About

The overall objective of this project is to develop a novel approach to storm-avoidance aircraft trajectory optimization that combines optimal control techniques with imitation learning. The hypothesis it that the ideal manoeuvres to avoid the cells of a storm can be learned from demonstrations, which in this context, are storm-avoidance trajectories predicted by analyzing real storm-avoidance trajectories, rather than determined using pure aircraft trajectory optimization techniques. Both the prediction of the aircraft trajectory to avoid storms and its optimisation will be carried out based on the predicted evolution of storms using artificial intelligence techniques. The problem will be solved in the 3D space, i.e., the optimized storm-avoidance trajectories will have three spatial components plus time.

STORM-ATS

Subproject 1 (PID2021-122323OB-C31)

The storm-avoidance aircraft trajectory optimization method developed in Subproject 1 combines imitation learning with optimal control and, besides the weather forecast, it considers multiple aircraft described by precise dynamical models, the operational constraints, and all the uncertainties of the problem. It additionally allows a probabilistic upper bound on the risk of encountering a cell of a storm to be included in the formulation to take into account the risk aversion of the pilots. It is also endowed with decision-making capabilities to solve possible contingencies.

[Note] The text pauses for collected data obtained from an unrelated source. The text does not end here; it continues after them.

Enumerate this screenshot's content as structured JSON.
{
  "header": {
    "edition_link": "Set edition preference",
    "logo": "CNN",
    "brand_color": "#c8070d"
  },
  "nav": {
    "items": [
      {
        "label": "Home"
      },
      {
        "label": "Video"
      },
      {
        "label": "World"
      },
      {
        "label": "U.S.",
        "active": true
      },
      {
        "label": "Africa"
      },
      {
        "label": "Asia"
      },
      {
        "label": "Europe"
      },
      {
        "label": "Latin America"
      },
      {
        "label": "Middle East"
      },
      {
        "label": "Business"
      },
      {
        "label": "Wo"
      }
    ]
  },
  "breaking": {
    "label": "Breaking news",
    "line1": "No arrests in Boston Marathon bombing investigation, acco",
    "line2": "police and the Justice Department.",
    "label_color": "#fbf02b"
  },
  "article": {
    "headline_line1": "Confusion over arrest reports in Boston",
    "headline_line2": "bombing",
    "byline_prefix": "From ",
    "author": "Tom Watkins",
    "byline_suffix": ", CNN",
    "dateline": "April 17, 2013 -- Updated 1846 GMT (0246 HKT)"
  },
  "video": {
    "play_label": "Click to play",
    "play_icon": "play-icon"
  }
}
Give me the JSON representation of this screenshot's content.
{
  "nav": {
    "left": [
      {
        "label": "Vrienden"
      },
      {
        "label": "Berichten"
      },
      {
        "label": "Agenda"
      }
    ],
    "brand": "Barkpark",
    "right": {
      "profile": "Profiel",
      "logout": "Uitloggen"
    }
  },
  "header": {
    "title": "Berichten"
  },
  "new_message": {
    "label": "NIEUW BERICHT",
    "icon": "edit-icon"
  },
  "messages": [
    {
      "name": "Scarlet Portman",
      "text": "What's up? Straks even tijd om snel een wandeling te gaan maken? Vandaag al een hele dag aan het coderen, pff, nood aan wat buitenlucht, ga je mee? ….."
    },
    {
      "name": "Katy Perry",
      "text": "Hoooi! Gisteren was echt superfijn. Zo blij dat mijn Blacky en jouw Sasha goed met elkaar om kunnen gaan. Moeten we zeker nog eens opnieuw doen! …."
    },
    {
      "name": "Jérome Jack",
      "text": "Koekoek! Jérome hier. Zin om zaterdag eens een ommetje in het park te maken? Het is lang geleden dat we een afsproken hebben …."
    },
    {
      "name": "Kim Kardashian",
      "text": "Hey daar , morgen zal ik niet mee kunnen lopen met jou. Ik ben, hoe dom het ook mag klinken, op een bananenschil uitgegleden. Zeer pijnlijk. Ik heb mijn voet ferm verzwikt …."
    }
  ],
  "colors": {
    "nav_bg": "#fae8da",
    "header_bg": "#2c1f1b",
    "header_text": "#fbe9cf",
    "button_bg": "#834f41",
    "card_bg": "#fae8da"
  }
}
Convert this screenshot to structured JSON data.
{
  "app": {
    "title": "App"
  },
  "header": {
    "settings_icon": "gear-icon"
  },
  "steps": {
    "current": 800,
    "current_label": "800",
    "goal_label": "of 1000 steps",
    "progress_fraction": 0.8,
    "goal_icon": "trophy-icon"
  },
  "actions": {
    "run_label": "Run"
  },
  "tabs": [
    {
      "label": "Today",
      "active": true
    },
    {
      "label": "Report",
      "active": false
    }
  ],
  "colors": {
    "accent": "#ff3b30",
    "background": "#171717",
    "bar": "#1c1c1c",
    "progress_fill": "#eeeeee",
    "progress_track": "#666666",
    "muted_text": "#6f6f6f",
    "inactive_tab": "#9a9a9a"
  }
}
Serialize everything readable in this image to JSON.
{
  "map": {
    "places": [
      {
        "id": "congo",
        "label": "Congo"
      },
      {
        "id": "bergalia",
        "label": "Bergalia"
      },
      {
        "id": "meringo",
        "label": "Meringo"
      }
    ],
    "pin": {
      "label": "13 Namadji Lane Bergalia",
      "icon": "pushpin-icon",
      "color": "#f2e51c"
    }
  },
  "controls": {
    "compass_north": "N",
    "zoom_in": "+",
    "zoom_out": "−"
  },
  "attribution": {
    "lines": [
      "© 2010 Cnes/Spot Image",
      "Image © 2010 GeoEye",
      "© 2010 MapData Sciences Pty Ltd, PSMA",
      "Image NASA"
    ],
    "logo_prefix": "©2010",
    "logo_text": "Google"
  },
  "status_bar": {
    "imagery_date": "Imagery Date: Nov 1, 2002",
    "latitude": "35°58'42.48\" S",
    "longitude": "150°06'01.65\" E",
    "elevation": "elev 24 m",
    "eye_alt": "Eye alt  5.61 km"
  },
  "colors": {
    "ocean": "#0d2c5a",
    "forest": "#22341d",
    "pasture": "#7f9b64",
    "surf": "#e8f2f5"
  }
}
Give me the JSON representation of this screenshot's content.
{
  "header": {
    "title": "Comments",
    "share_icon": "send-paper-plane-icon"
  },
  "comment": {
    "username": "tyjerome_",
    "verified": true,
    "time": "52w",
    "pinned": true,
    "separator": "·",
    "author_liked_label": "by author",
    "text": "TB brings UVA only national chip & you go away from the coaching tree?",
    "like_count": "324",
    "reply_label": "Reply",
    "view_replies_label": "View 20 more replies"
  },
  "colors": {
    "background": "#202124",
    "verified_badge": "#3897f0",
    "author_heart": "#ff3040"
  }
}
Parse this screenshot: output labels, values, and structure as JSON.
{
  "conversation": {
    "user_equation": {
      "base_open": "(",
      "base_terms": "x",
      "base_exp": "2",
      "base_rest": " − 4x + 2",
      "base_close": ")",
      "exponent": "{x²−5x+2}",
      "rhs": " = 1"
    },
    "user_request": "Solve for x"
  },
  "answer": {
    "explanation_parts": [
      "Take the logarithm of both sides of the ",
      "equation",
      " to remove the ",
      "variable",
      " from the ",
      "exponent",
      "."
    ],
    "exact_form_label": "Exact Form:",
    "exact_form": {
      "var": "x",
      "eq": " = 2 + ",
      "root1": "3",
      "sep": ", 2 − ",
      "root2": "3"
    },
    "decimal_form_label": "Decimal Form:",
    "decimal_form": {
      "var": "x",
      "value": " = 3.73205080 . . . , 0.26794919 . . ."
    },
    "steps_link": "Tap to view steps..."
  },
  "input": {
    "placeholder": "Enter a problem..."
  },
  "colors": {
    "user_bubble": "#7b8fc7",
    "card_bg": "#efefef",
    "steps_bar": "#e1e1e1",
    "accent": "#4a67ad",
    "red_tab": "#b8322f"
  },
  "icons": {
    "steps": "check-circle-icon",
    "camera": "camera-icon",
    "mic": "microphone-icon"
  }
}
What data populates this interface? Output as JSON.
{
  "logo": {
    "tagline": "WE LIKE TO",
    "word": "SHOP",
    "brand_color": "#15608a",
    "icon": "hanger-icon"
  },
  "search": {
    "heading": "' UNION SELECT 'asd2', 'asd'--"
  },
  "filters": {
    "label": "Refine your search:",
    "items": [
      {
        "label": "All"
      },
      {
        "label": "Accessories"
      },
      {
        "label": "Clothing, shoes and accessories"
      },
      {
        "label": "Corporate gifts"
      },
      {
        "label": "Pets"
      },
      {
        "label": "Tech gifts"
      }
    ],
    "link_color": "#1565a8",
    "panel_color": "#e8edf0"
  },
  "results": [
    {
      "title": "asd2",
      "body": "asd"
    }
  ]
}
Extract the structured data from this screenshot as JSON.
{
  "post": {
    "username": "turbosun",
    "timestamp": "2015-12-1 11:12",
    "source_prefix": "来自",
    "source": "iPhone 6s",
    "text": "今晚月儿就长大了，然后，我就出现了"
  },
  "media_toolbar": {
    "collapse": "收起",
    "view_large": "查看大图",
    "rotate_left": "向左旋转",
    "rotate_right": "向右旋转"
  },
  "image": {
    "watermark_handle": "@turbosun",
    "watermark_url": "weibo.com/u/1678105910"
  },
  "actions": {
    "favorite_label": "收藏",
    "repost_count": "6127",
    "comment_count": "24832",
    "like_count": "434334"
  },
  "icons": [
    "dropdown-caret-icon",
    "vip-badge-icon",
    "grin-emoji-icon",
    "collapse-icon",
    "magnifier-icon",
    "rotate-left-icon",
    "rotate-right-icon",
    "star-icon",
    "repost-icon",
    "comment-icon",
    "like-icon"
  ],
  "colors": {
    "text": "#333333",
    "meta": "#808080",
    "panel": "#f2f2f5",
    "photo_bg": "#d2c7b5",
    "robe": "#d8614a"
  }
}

Subproject 2 (PID2021-122323OB-C32)

Two different storm-avoidance aircraft trajectory prediction methods will be developed in Subproject 2, one for the short-term time horizon (0-2 hours) and another one for the long-term time horizon (beyond 2 hours). Several factors are considered in the short-term aircraft trajectory prediction method, such as the three-dimensionality of the weather phenomena, the inherent uncertainty of the weather forecasts -which are in this case ensemble nowcasts-, the uncertain storm-avoidance strategies, and the uncertainty in the take-off time of those aircraft that are on-ground at the time of the prediction. The same factors are considered in the long-term aircraft trajectory prediction method, except the weather forecasts, which in this case are ensemble prediction systems. One important aspect in this case is to establish the probabilistic relationship between the expected trajectory deviations and the convection indicators provided by the ensemble prediction systems.

Subproject 3 (PID2021-122323OB-C33)

In Subproject 3, numerical weather predictions and machine learning techniques will be used to generate different predictions of the evolution of the storms, one for the short-term time horizon (1-2 hours), and another one for the long-term time horizon (up to 36 hours). The hypothesis is that there is a correlation between numerical weather prediction parameters and convective weather phenomena, which will be revealed using advanced neural network architectures.

The result of this project will represent a step forward in effectively and efficiently preventing the disruptive effects of adverse weather conditions on the air transport system, while maintaining high safety standards.